743. Network Delay Time
Published
•2 min readhttps://leetcode-cn.com/problems/network-delay-time/
problem
You are given a network of n nodes, labeled from 1 to n. You are also given times, a list of travel times as directed edges times[i] = (ui, vi, wi), where ui is the source node, vi is the target node, and wi is the time it takes for a signal to travel from source to target.
We will send a signal from a given node k. Return the time it takes for all the n nodes to receive the signal.
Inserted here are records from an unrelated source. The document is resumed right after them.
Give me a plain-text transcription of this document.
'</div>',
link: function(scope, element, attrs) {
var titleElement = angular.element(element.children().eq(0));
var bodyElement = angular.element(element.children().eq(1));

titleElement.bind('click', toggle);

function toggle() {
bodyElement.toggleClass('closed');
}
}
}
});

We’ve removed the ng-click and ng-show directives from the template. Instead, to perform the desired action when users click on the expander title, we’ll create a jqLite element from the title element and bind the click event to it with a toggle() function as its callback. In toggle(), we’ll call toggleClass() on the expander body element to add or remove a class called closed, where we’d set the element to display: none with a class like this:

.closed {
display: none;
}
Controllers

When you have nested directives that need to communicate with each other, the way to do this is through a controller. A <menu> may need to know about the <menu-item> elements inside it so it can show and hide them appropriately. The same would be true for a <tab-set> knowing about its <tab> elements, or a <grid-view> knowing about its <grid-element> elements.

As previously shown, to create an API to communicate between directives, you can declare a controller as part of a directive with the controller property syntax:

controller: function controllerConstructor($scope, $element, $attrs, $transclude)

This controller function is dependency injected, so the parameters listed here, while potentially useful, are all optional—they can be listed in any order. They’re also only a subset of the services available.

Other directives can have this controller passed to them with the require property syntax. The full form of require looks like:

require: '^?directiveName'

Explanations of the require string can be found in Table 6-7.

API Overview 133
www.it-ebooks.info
If it is impossible for all the n nodes to receive the signal, return -1.
example
Example 1:
Input: times = [[2,1,1],[2,3,1],[3,4,1]], n = 4, k = 2
Output: 2
Example 2:
Input: times = [[1,2,1]], n = 2, k = 1
Output: 1
Example 3:
Input: times = [[1,2,1]], n = 2, k = 2
Output: -1
Constraints:
1 <= k <= n <= 100
1 <= times.length <= 6000
times[i].length == 3
1 <= ui, vi <= n
ui != vi
0 <= wi <= 100
All the pairs (ui, vi) are unique. (i.e., no multiple edges.)
solution
/**
source k , target 1...k-1 k+1..n
dist[i] present time cost (the shortest path) from k to i
(use dijkstra algorithm)
result is Math.max(dist[i])
*/
class Solution {
public int networkDelayTime(int[][] times, int n, int k) {
final int INF = Integer.MAX_VALUE / 2;
int[][] g = new int[n][n];
for (int i = 0 ; i < n; i++) {
for (int j = 0; j < n; j++) {
g[i][j] = INF;
}
}
for(int[] t: times) {
int u = t[0] -1;
int v = t[1] -1;
g[u][v] = t[2];
}
int[] dist = new int[n];
Arrays.fill(dist, INF);
dist[k-1] = 0;
boolean[] used = new boolean[n];
for (int i = 0; i < n; ++i) {
int x = -1;
for (int y = 0; y < n; y++) {
if ((!used[y] )&&( x == -1 || dist[y] < dist[x] )) {
x = y;
}
}
used[x] = true;
for (int y = 0 ; y < n; y++) {
dist[y] = Math.min(dist[y], dist[x] + g[x][y]);
}
}
int ans = Arrays.stream(dist).max().getAsInt();
return ans == INF ? -1 : ans;
}
}